Monday Aug 8 @ 11:47pm
I know you’re no good for me, but every time I’m with you, there’s no where I’d rather be. Saturday Aug 8 @ 06:32pm
Just because

you’re miserable doesn’t mean you should make everyone else miserable as well. You make my life a living hell, I hope you’re really happy with yourself. Fuck you. Fuck being 17. Fuck everything. I don’t know what I did to deserve this, but it must have been something, so hey, fuck me too.

Wednesday Aug 8 @ 10:44pm
I’m all about not giving a fuck,

But only about CERTAIN things. Not giving a fuck about every aspect of life… Makes you a dumbass.

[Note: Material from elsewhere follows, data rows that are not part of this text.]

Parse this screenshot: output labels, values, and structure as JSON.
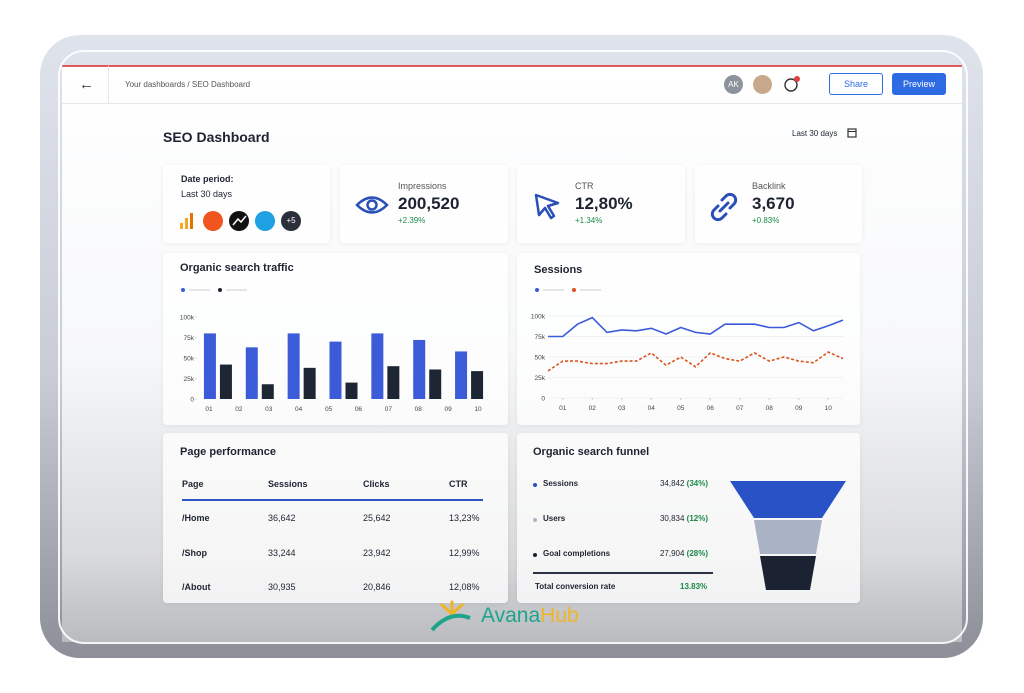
{
  "header": {
    "breadcrumb": "Your dashboards / SEO Dashboard",
    "avatar": "AK",
    "share": "Share",
    "preview": "Preview"
  },
  "title": "SEO Dashboard",
  "date_selector": "Last 30 days",
  "date_card": {
    "label": "Date period:",
    "value": "Last 30 days",
    "more": "+5"
  },
  "kpis": [
    {
      "label": "Impressions",
      "value": "200,520",
      "change": "+2.39%"
    },
    {
      "label": "CTR",
      "value": "12,80%",
      "change": "+1.34%"
    },
    {
      "label": "Backlink",
      "value": "3,670",
      "change": "+0.83%"
    }
  ],
  "charts": [
    {
      "type": "bar",
      "title": "Organic search traffic",
      "categories": [
        null,
        null,
        null,
        null,
        null,
        null,
        null
      ],
      "x_labels": [
        "01",
        "02",
        "03",
        "04",
        "05",
        "06",
        "07",
        "08",
        "09",
        "10"
      ],
      "series": [
        {
          "color": "#3b5bd9",
          "values": [
            80000,
            63000,
            80000,
            70000,
            80000,
            72000,
            58000
          ]
        },
        {
          "color": "#1f2633",
          "values": [
            42000,
            18000,
            38000,
            20000,
            40000,
            36000,
            34000
          ]
        }
      ],
      "ylim": [
        0,
        100000
      ],
      "yticks": [
        0,
        {
          "value": 25000,
          "label": "25k"
        },
        {
          "value": 50000,
          "label": "50k"
        },
        {
          "value": 75000,
          "label": "75k"
        },
        {
          "value": 100000,
          "label": "100k"
        }
      ]
    },
    {
      "type": "line",
      "title": "Sessions",
      "x": [
        0.5,
        1,
        1.5,
        2,
        2.5,
        3,
        3.5,
        4,
        4.5,
        5,
        5.5,
        6,
        6.5,
        7,
        7.5,
        8,
        8.5,
        9,
        9.5,
        10,
        10.5
      ],
      "series": [
        {
          "color": "#3b5bd9",
          "values": [
            75000,
            75000,
            90000,
            98000,
            80000,
            83000,
            82000,
            85000,
            78000,
            86000,
            80000,
            78000,
            90000,
            90000,
            90000,
            86000,
            86000,
            92000,
            82000,
            88000,
            95000
          ]
        },
        {
          "color": "#d9541e",
          "dashed": true,
          "values": [
            33000,
            45000,
            45000,
            42000,
            42000,
            45000,
            45000,
            55000,
            40000,
            50000,
            38000,
            55000,
            48000,
            45000,
            55000,
            45000,
            50000,
            45000,
            43000,
            56000,
            48000
          ]
        }
      ],
      "xlim": [
        0.5,
        10.5
      ],
      "xticks": [
        {
          "value": 1,
          "label": "01"
        },
        {
          "value": 2,
          "label": "02"
        },
        {
          "value": 3,
          "label": "03"
        },
        {
          "value": 4,
          "label": "04"
        },
        {
          "value": 5,
          "label": "05"
        },
        {
          "value": 6,
          "label": "06"
        },
        {
          "value": 7,
          "label": "07"
        },
        {
          "value": 8,
          "label": "08"
        },
        {
          "value": 9,
          "label": "09"
        },
        10
      ],
      "ylim": [
        0,
        100000
      ],
      "yticks": [
        0,
        {
          "value": 25000,
          "label": "25k"
        },
        {
          "value": 50000,
          "label": "50k"
        },
        {
          "value": 75000,
          "label": "75k"
        },
        {
          "value": 100000,
          "label": "100k"
        }
      ],
      "grid": true
    }
  ],
  "table": {
    "title": "Page performance",
    "columns": [
      "Page",
      "Sessions",
      "Clicks",
      "CTR"
    ],
    "rows": [
      [
        "/Home",
        "36,642",
        "25,642",
        "13,23%"
      ],
      [
        "/Shop",
        "33,244",
        "23,942",
        "12,99%"
      ],
      [
        "/About",
        "30,935",
        "20,846",
        "12,08%"
      ]
    ]
  },
  "funnel": {
    "title": "Organic search funnel",
    "rows": [
      {
        "label": "Sessions",
        "value": "34,842",
        "pct": "(34%)"
      },
      {
        "label": "Users",
        "value": "30,834",
        "pct": "(12%)"
      },
      {
        "label": "Goal completions",
        "value": "27,904",
        "pct": "(28%)"
      }
    ],
    "total_label": "Total conversion rate",
    "total_value": "13.83%"
  },
  "watermark": {
    "a": "Avana",
    "b": "Hub"
  }
}
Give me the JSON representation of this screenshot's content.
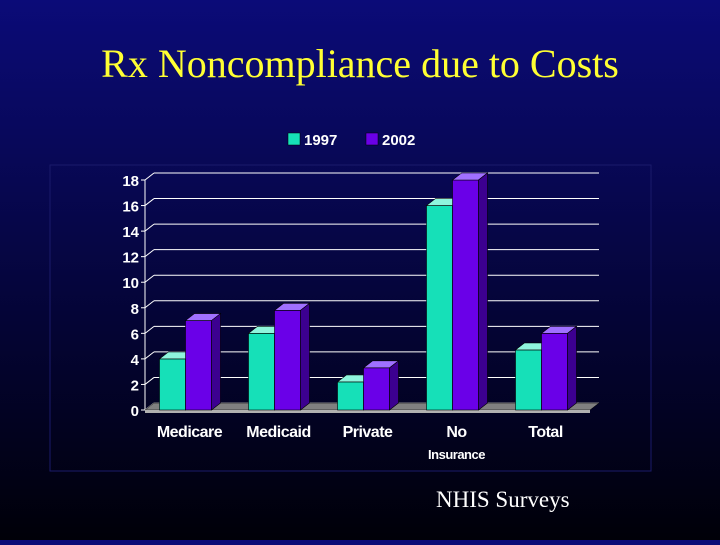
{
  "slide": {
    "title": "Rx Noncompliance due to Costs",
    "source": "NHIS Surveys"
  },
  "chart_data": {
    "type": "bar",
    "categories": [
      "Medicare",
      "Medicaid",
      "Private",
      "No Insurance",
      "Total"
    ],
    "category_lines": [
      [
        "Medicare"
      ],
      [
        "Medicaid"
      ],
      [
        "Private"
      ],
      [
        "No",
        "Insurance"
      ],
      [
        "Total"
      ]
    ],
    "series": [
      {
        "name": "1997",
        "values": [
          4,
          6,
          2.2,
          16,
          4.7
        ],
        "color": "#16e0b8",
        "top": "#8ff5dd",
        "side": "#0a9078"
      },
      {
        "name": "2002",
        "values": [
          7,
          7.8,
          3.3,
          18,
          6
        ],
        "color": "#6a00e8",
        "top": "#a070ff",
        "side": "#3c0090"
      }
    ],
    "ylim": [
      0,
      18
    ],
    "yticks": [
      0,
      2,
      4,
      6,
      8,
      10,
      12,
      14,
      16,
      18
    ],
    "grid": true,
    "legend": "top-center",
    "style": "3d-clustered-column"
  }
}
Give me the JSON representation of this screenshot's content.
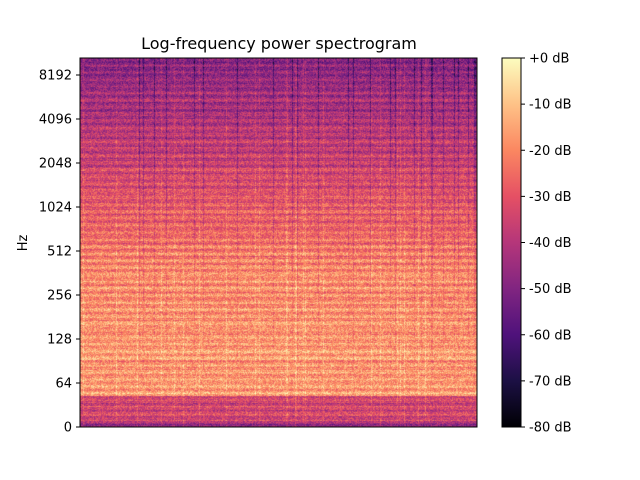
{
  "chart_data": {
    "type": "heatmap",
    "title": "Log-frequency power spectrogram",
    "xlabel": "",
    "ylabel": "Hz",
    "y_scale": "log2-frequency",
    "y_ticks": [
      {
        "label": "0",
        "value": 0
      },
      {
        "label": "64",
        "value": 64
      },
      {
        "label": "128",
        "value": 128
      },
      {
        "label": "256",
        "value": 256
      },
      {
        "label": "512",
        "value": 512
      },
      {
        "label": "1024",
        "value": 1024
      },
      {
        "label": "2048",
        "value": 2048
      },
      {
        "label": "4096",
        "value": 4096
      },
      {
        "label": "8192",
        "value": 8192
      }
    ],
    "x_ticks": [],
    "colormap": "magma",
    "colorbar": {
      "range_db": [
        -80,
        0
      ],
      "ticks": [
        {
          "label": "+0 dB",
          "value": 0
        },
        {
          "label": "-10 dB",
          "value": -10
        },
        {
          "label": "-20 dB",
          "value": -20
        },
        {
          "label": "-30 dB",
          "value": -30
        },
        {
          "label": "-40 dB",
          "value": -40
        },
        {
          "label": "-50 dB",
          "value": -50
        },
        {
          "label": "-60 dB",
          "value": -60
        },
        {
          "label": "-70 dB",
          "value": -70
        },
        {
          "label": "-80 dB",
          "value": -80
        }
      ]
    },
    "colors": {
      "magma_stops": [
        "#000004",
        "#1c1044",
        "#4f127b",
        "#812581",
        "#b5367a",
        "#e55064",
        "#fb8761",
        "#fec287",
        "#fcfdbf"
      ]
    }
  }
}
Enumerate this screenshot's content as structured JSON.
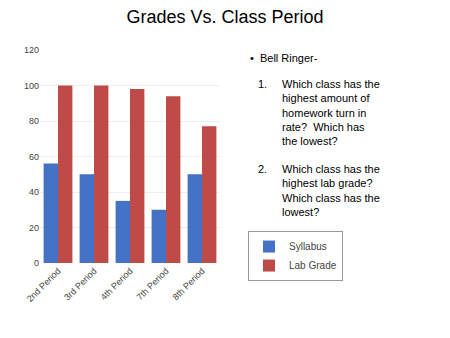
{
  "chart_data": {
    "type": "bar",
    "title": "Grades Vs. Class Period",
    "categories": [
      "2nd Period",
      "3rd Period",
      "4th Period",
      "7th Period",
      "8th Period"
    ],
    "series": [
      {
        "name": "Syllabus",
        "color": "#4472C4",
        "values": [
          56,
          50,
          35,
          30,
          50
        ]
      },
      {
        "name": "Lab Grade",
        "color": "#BE4B48",
        "values": [
          100,
          100,
          98,
          94,
          77
        ]
      }
    ],
    "ylim": [
      0,
      120
    ],
    "yticks": [
      0,
      20,
      40,
      60,
      80,
      100,
      120
    ],
    "grid": true,
    "legend": "right",
    "annotations": [
      "•  Bell Ringer-",
      "1.",
      "Which class has the\nhighest amount of\nhomework turn in\nrate?  Which has\nthe lowest?",
      "2.",
      "Which class has the\nhighest lab grade?\nWhich class has the\nlowest?"
    ]
  }
}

You smoke cigarettes? You drink constantly? You think weed is heaven sent? You’re fucking everyone in sight? You’re screwing over all of your friends? All because you “don’t give a fuck”, right? You’re kidding yourself. You’re trying to cover the pain that you still have inside of you. You’re trying to cover up the fact that SO many fucks are given. No one’s buying the “badass” image that you pretend to have, you can give it up now.

Tuesday Jul 7 @ 12:51pm
Dark blue, dark blue,

have you ever been alone in a crowded room?

Because I have.
And you know what’s sad? More times than not, people feel alone because the people in their life actually force them to be. The people who actually care about them see that living among people is killing them, and they don’t want to see them get hurt anymore. But how can you grow if you’re always running away from hurt? How can you live running away from everything and everyone? Because if you haven’t noticed, everyone’s going to hurt you. Every. Single. Person.And when you push them away, you just end up suffering alone. But how do you stop the suffering all together? How do I piece myself back together? Because I always feel so incomplete. I’m sick of feeling like there’s a huge part of me that’s missing, a huge piercing hole in my insides.